Hidayatullah.com–Lelaki itu tampak serius membaca buku. Judulnya “101 Masalah Hukum Islam”. Ketika hidayatullah.com menemuinya di ruang kerjanya di Jl. Dharmahusada Selatan No. 5 siang Kamis lalu, lelaki yang tak pernah lepas memakai songkok hitam dan kaca mata itu langsung meletakkan bukunya dan mempersilakan penulis duduk.
“Ada yang bisa dibantu?” kata lelaki kelahiran Mojokerto 1943 itu ramah.
Ia tidak lain orang nomor satu di jajaran kepengurusan Majelis Ulama Indonesia (MUI) Jatim. Nama lengkapnya KH. Abdussomad Bukhori. Tapi, oleh pengurus MUI, lelaki murah senyum ini lebih akrab disapa kiai Somad. MUI sendiri tempat berkumpulnya seluruh ormas Islam di Jatim. Ada NU, Muhammadiyah, Al Irsyad, Persis, FPI, Hidayatullah, HTI, dan lainnya.
Ruangan kiai Somad sangat sederhana. Luasnya kira-kira 4 x 4 m persegi. Tak ada perabotan berharga ataupun makanan. Hanya ada dua meja dan beberapa unit lemari. Satu meja miliknya yang dilapisi kaca hitam. Sedangkan lemarinya berisi buku-buku dan berkas-berkas penting. Ruangan itu juga dilengkapi alat pendingin (AC) yang terlihat kusam, tapi cukup membuat dingin suhu.
“Saya sudah 25 tahun lebih aktif di MUI Jatim,” papar ayah empat anak ini. Aktifnya kiai Somad sejak awal berdirinya MUI Jatim, yakni sekitar tahun 1975. Tugasnya berawal sebagai Sekretaris MUI. “Menjabat sebagai sekretaris MUI saja sudah 20 tahun lebih,” paparnya.
Di sekretaris ia sudah bergonta-ganti bidang. Bermula dari sekretaris bidang fatwa MUI, sekretaris bidang pendidikan, sekretaris bidang hubungan dengan pemerintah, dan sekretaris bidang kemasyarakatan.
Kiai Somad termasuk tokoh yang dekat dengan pemerintah.
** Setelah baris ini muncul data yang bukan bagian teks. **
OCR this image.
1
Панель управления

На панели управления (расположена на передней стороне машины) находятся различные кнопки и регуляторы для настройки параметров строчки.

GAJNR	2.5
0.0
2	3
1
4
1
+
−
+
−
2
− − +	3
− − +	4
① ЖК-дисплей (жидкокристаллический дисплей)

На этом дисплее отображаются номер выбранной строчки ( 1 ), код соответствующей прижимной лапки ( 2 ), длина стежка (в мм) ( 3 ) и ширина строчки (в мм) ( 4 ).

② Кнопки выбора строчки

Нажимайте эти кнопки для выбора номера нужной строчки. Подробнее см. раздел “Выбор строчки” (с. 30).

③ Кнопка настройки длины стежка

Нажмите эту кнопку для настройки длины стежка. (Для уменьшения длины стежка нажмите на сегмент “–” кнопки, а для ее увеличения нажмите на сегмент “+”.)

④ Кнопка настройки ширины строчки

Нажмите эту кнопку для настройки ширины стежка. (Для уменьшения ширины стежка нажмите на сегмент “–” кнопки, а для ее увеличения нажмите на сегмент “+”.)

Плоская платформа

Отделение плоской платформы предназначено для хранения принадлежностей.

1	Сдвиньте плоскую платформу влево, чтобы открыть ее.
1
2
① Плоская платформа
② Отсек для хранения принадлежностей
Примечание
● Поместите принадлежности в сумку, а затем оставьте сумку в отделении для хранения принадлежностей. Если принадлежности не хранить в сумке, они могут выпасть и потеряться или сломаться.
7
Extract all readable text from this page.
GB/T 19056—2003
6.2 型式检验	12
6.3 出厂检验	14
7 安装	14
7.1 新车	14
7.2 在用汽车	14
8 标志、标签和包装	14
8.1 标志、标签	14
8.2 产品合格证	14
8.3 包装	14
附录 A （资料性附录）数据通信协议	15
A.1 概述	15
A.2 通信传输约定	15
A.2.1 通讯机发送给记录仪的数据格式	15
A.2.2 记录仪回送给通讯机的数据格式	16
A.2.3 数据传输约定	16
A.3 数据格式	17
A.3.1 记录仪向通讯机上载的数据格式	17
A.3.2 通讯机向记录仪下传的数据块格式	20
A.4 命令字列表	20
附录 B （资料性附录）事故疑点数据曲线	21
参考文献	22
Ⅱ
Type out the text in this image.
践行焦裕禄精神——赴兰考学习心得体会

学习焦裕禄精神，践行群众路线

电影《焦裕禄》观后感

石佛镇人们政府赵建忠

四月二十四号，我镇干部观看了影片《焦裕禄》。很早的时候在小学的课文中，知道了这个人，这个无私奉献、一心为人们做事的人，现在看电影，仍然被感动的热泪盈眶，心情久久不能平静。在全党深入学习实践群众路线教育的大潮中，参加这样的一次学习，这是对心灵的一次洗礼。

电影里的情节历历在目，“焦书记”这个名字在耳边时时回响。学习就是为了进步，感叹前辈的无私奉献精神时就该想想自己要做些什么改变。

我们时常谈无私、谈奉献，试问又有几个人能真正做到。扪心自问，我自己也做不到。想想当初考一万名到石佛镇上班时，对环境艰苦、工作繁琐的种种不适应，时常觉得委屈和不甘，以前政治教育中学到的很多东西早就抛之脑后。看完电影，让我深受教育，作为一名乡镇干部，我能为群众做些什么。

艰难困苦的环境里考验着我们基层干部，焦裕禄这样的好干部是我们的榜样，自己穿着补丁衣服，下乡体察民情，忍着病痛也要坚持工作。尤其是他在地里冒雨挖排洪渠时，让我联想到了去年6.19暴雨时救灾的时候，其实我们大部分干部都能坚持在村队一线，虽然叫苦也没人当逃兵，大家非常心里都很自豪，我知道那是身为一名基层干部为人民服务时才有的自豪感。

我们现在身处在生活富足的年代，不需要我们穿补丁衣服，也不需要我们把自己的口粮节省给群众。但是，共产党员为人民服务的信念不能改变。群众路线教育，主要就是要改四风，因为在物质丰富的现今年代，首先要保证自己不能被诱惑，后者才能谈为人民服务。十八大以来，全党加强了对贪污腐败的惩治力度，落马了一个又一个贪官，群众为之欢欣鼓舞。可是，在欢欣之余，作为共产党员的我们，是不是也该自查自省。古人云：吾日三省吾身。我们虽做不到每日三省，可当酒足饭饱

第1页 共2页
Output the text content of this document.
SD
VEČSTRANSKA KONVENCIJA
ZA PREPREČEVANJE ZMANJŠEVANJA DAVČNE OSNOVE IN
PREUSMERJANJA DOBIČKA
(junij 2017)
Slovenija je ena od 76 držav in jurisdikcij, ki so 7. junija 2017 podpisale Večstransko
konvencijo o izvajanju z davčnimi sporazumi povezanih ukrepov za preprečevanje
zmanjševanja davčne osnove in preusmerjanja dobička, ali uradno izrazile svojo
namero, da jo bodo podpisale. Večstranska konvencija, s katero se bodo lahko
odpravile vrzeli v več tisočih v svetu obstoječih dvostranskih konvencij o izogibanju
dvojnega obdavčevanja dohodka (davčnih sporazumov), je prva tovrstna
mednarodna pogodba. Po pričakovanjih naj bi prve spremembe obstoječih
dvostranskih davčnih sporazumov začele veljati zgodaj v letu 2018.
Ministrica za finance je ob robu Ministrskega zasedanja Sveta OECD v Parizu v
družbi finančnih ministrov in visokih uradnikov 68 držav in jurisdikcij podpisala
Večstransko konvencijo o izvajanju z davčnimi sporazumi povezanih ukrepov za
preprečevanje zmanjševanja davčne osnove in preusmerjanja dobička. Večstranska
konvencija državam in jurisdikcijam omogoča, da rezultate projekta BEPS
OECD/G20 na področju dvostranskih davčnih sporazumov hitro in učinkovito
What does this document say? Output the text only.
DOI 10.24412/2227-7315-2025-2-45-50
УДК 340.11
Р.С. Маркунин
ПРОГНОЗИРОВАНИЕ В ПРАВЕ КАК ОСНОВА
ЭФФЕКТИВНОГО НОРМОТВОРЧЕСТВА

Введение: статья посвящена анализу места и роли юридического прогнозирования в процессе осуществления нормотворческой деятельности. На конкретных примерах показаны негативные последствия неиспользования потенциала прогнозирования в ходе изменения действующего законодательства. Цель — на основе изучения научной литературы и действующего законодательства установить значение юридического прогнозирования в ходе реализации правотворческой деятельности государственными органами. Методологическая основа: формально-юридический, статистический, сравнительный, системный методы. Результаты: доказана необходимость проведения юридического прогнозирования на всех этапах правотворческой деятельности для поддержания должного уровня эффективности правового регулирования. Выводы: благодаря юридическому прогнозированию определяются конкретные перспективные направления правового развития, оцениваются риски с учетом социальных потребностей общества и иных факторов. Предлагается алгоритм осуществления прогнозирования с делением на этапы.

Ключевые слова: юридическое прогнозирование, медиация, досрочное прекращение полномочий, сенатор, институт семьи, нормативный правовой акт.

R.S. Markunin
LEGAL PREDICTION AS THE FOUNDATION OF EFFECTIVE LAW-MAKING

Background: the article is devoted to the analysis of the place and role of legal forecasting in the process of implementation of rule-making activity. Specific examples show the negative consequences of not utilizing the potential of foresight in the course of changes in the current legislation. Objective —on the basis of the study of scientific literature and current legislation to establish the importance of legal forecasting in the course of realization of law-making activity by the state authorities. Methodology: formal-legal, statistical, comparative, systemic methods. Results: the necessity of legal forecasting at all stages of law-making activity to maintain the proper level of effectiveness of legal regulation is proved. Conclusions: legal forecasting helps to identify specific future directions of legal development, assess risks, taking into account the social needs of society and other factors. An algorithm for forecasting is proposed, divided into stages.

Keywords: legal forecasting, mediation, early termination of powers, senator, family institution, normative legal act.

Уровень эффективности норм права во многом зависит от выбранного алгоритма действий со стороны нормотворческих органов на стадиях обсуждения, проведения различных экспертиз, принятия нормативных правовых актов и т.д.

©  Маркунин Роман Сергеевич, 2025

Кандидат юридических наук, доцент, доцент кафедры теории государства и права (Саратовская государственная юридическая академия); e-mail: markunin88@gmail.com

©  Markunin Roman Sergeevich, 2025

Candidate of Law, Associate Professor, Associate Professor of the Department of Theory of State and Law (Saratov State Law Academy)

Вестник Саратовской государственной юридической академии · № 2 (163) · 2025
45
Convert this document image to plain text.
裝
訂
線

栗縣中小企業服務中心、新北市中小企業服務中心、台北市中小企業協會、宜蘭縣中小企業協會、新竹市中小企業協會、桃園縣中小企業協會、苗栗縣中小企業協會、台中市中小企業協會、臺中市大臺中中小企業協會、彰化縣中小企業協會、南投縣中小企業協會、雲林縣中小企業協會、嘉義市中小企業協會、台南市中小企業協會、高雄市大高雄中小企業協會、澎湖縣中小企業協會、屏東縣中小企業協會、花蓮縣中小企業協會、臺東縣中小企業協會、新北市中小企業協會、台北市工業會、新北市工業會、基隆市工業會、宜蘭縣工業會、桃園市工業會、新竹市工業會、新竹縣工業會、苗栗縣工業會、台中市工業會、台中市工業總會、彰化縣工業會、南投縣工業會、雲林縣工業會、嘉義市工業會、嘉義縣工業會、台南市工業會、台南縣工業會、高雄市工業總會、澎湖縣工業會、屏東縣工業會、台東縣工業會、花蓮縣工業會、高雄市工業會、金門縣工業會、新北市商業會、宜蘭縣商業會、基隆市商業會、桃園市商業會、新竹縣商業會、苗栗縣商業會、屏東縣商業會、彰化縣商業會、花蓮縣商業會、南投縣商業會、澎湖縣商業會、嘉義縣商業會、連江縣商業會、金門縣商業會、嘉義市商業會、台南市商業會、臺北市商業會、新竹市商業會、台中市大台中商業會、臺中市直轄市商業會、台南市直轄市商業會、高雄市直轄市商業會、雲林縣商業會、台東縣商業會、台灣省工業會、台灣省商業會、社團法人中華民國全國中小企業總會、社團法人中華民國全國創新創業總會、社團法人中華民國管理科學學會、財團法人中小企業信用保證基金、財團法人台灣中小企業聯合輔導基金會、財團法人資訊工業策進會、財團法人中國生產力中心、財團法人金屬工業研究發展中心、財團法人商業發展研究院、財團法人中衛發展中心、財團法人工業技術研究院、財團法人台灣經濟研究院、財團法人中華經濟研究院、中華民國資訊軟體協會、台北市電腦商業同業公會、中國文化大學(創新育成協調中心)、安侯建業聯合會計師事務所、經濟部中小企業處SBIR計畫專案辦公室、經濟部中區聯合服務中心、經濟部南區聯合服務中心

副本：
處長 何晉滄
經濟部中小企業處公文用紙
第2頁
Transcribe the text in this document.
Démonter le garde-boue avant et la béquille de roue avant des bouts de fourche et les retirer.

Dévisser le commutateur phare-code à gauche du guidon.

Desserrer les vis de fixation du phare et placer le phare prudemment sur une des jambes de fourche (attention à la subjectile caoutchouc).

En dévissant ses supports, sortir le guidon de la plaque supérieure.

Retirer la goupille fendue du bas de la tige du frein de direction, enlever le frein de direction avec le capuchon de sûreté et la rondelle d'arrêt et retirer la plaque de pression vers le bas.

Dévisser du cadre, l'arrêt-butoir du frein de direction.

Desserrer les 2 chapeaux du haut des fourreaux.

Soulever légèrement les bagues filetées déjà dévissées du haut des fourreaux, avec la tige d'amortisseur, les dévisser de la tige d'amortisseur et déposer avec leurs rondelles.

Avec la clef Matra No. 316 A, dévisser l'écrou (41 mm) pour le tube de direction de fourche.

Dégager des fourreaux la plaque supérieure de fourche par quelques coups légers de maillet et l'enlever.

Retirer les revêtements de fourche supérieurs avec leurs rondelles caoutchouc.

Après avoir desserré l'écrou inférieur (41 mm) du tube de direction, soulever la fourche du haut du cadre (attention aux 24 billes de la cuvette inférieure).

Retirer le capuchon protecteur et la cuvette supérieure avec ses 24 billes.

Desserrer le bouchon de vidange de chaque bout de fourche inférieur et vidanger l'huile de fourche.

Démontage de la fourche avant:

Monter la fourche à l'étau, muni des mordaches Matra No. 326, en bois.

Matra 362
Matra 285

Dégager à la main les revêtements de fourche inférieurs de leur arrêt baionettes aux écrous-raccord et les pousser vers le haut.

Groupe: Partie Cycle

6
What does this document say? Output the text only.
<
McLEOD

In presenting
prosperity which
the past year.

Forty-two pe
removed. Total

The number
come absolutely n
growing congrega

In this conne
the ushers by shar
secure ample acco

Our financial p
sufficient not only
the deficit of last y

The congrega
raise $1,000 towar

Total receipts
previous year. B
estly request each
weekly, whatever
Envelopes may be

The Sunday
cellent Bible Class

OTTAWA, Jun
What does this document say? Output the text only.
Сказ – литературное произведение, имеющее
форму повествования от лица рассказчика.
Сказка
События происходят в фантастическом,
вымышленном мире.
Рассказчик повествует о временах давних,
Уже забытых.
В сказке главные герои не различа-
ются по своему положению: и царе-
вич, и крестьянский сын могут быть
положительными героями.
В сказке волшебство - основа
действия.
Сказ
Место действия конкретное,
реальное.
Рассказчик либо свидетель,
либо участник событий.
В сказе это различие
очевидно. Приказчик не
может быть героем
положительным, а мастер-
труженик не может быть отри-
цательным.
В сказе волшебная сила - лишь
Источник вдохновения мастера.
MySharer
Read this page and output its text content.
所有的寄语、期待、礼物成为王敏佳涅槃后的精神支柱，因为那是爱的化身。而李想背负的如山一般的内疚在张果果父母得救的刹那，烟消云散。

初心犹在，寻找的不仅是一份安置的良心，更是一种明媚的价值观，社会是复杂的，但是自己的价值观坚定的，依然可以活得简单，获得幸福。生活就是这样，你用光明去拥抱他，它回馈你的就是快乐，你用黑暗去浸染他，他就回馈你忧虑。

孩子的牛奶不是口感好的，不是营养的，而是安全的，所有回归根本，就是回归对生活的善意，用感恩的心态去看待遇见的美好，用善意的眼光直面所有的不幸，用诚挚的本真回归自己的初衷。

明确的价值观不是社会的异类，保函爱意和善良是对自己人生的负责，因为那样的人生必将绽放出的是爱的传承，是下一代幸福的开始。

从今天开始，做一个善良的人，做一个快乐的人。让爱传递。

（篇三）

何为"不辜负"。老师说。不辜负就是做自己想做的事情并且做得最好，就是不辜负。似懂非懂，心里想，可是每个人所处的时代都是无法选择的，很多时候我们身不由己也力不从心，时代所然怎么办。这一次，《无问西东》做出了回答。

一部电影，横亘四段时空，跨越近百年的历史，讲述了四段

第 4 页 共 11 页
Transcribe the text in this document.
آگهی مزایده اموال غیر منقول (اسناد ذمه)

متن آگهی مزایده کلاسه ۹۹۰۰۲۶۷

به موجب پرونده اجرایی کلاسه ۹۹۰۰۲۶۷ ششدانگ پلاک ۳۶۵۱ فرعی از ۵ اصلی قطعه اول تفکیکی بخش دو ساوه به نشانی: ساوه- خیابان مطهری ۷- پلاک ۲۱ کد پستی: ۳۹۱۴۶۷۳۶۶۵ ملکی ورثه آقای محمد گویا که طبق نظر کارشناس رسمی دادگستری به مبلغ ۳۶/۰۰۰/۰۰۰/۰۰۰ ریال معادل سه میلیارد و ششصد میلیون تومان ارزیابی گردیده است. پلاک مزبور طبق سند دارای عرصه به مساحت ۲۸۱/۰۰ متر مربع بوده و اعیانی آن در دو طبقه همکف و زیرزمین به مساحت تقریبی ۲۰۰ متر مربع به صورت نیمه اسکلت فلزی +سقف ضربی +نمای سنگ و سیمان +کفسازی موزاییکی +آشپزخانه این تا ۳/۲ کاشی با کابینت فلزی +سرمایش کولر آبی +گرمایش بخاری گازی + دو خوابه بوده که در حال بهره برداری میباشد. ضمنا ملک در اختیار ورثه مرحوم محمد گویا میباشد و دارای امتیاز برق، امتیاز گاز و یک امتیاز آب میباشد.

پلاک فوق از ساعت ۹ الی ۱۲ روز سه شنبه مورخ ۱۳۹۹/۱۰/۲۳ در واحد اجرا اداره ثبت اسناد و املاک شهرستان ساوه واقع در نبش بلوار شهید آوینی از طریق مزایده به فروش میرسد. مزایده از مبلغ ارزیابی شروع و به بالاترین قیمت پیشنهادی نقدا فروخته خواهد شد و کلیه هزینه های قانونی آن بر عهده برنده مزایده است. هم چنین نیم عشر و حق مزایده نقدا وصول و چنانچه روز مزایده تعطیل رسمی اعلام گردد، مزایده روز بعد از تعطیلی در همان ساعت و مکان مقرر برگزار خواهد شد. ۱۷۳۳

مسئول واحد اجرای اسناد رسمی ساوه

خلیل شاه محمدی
Sebab, saat itu ia juga menjabat Kepala Sub Bidang Keagamaan di Provinsi Jawa Timur. Bahkan, alumni Pesantren Darul Ulum Jombang ini sudah 15 tahun bertugas membina kerohanian di provinsi yang kini dipimpin Gubernur Soekarwo ini.
Usai pensiun, kiai Somad lalu total mengabdi di MUI Jatim. Selain mengisi masa tuanya, ia juga ingin mengabdikan dirinya untuk umat dan Islam. “Saya bertugas di MUI Jatim ini karena panggilan hati. Saya ingin mengabdi kepada Islam lewat lembaga ini,” jelasnya.
Tahun 2005, kiai Somad lalu terpilih sebagai Ketua Umum MUI Jatim. Kepemimpinanya dianggap cukup berhasil. Sosoknya yang egaliter, ramah, dan akomodatif, dapat diterima berbagai ormas Islam. Karena itu, tahun 2010, pada Muktamar MUI Jatim di Islamic Center Jatim, ia dipilih kembali sebagai Ketum periode 2010-2015.
“Iya, itu kan permintaan teman-teman. Sebenarnya saya sudah tua dan masih banyak yang lain yang muda dan lebih bagus dari saya,” ujarnya merendah.
Menjadi pengurus MUI, kata kiai Somad jangan berharap honor. Pasalnya, lembaganya itu bukan perusahaan dan para pengurusnya tidak mendapat gaji tetap. “Kita memang dapat dana dari provinsi. Tapi ya cuma sedikit, hanya untuk administrasi dan operasional lainnya,” paparnya.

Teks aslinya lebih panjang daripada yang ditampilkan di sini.